Under current rules, once one member of a household earns above £100,000, the personal allowance is gradually withdrawn, creating effective marginal tax rates of up to 60 per cent.

Eligibility for additional free childcare hours is also withdrawn when a worker earns above £100,000, piling extra costs onto these households. 

The painful £100K tax trap

The research found that 82 per cent of HENRY households changed their behaviour to avoid crossing the £100,000 threshold.

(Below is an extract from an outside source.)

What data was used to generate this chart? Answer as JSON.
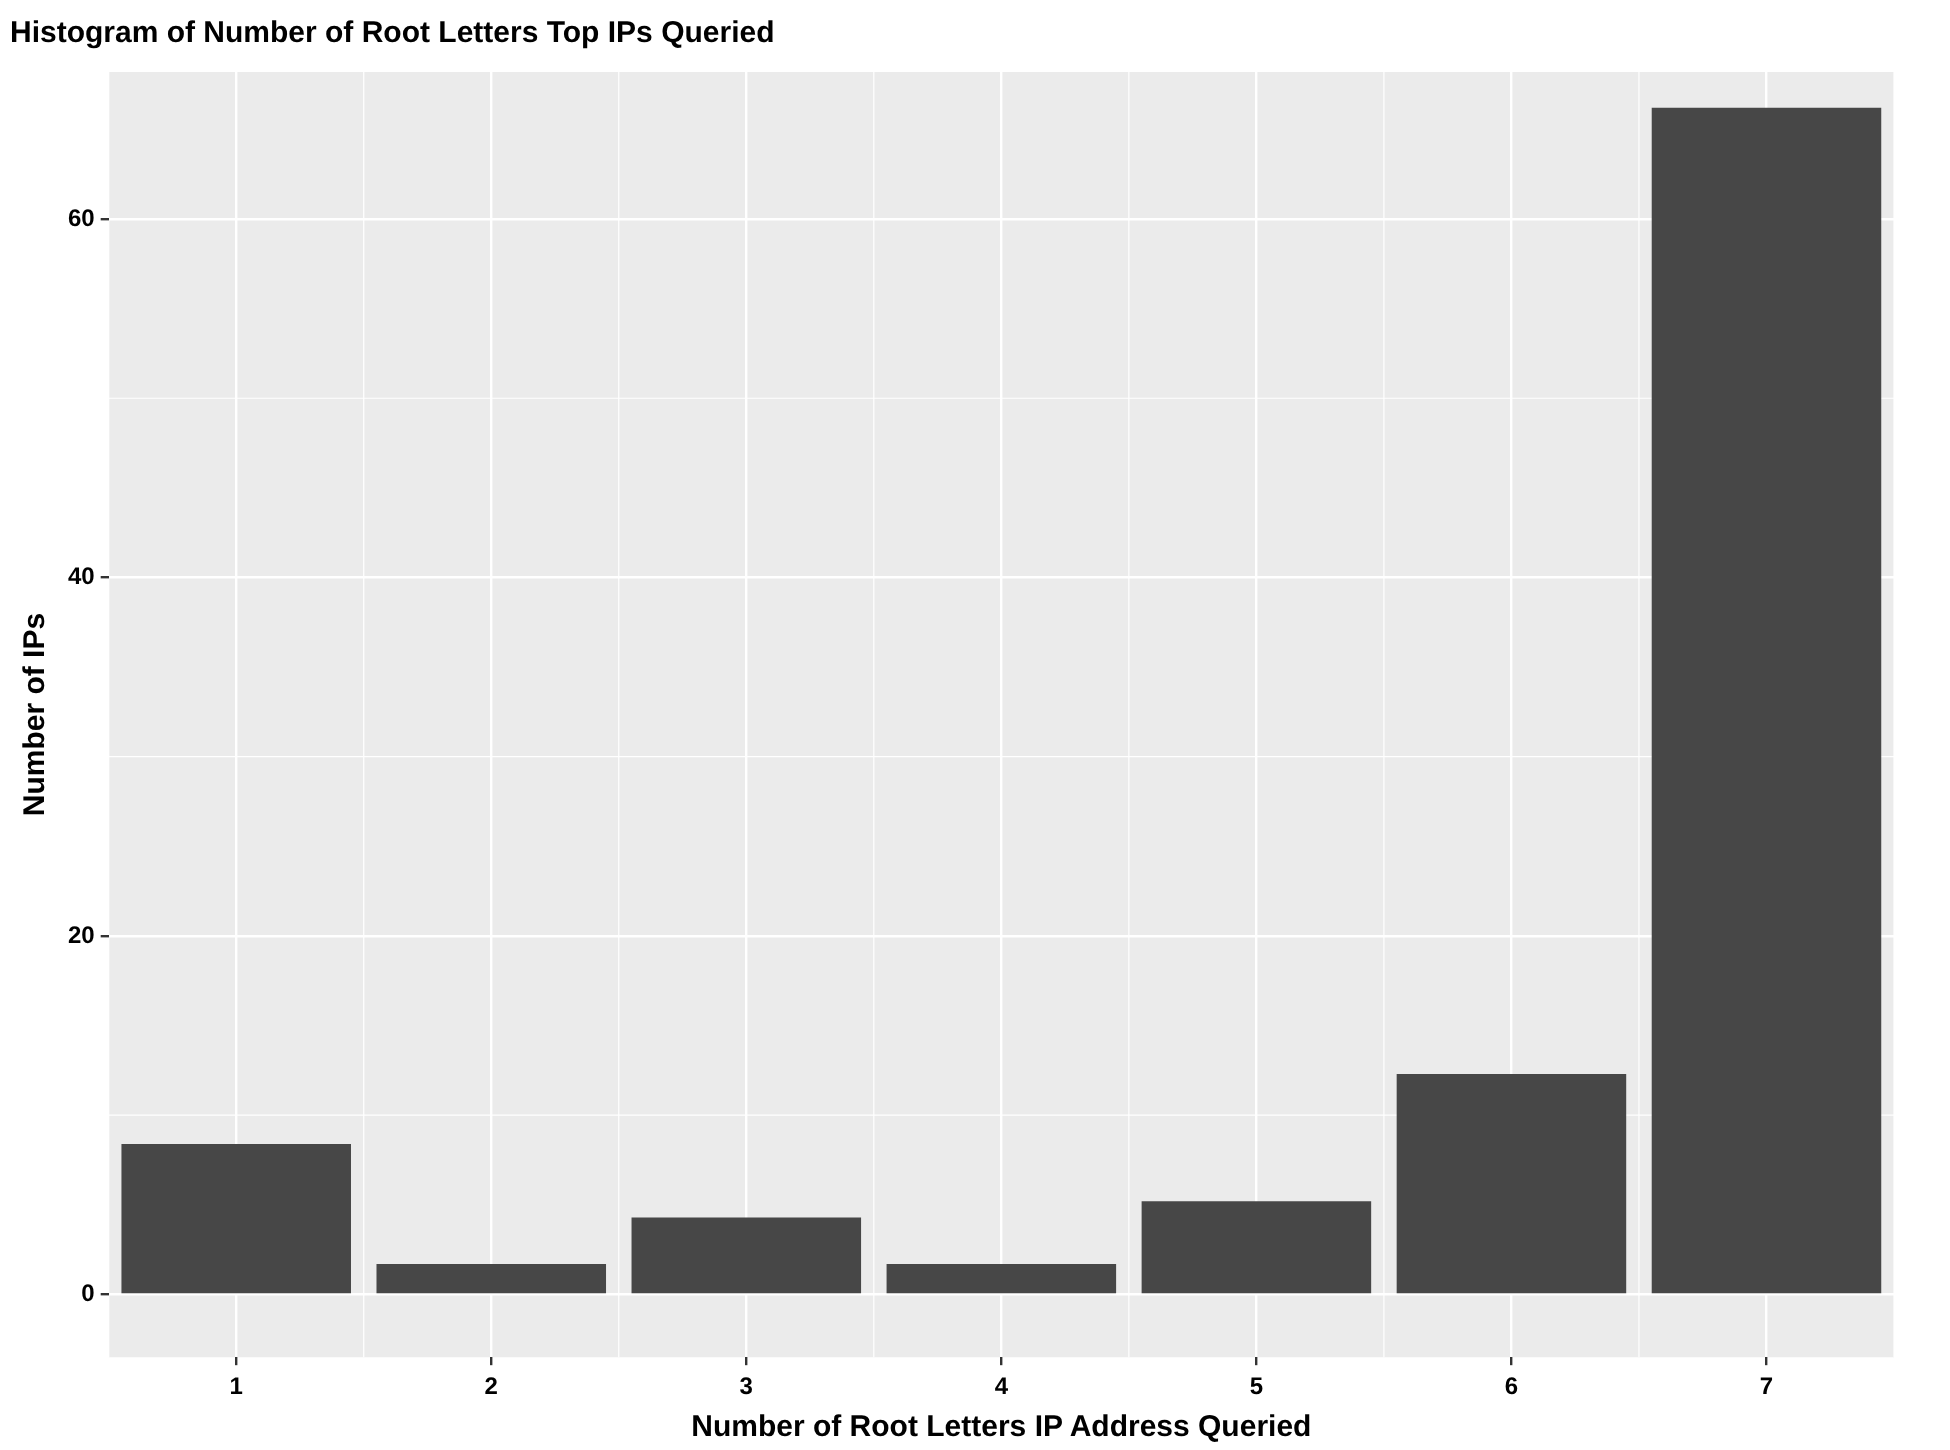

A third had reduced their hours, 28 per cent had turned down a promotion, and a quarter had refused a bonus or pay rise, the research found. 

Over half (54 per cent) said they would immediately invest more if they did not lose childcare support. 

“When earning more leaves you with less capacity to invest, that’s not just a household issue – it’s a structural problem,” said Michael Healy, UK and Ireland managing director at IG Group.

“The UK’s brutal tax cliff edge system is weighing down the very households who are most able to fuel growth in UK capital markets.”

The firm argued that the thresholds at which these penalties apply should be uprated in line with inflation. 

The free childcare threshold has been frozen since 2013, meaning it would stand at £135,000 if it had been uprated in line with inflation. 

And if the thresholds at which the personal allowance started to be removed had been uprated, then the thresholds would stand at approximately £156,000 and £195,000 today

“Reforming the cliff edge would remove the disincentive, unlock long-term investing among a key demographic, and support both household resilience and broader UK economic growth,” Healey said.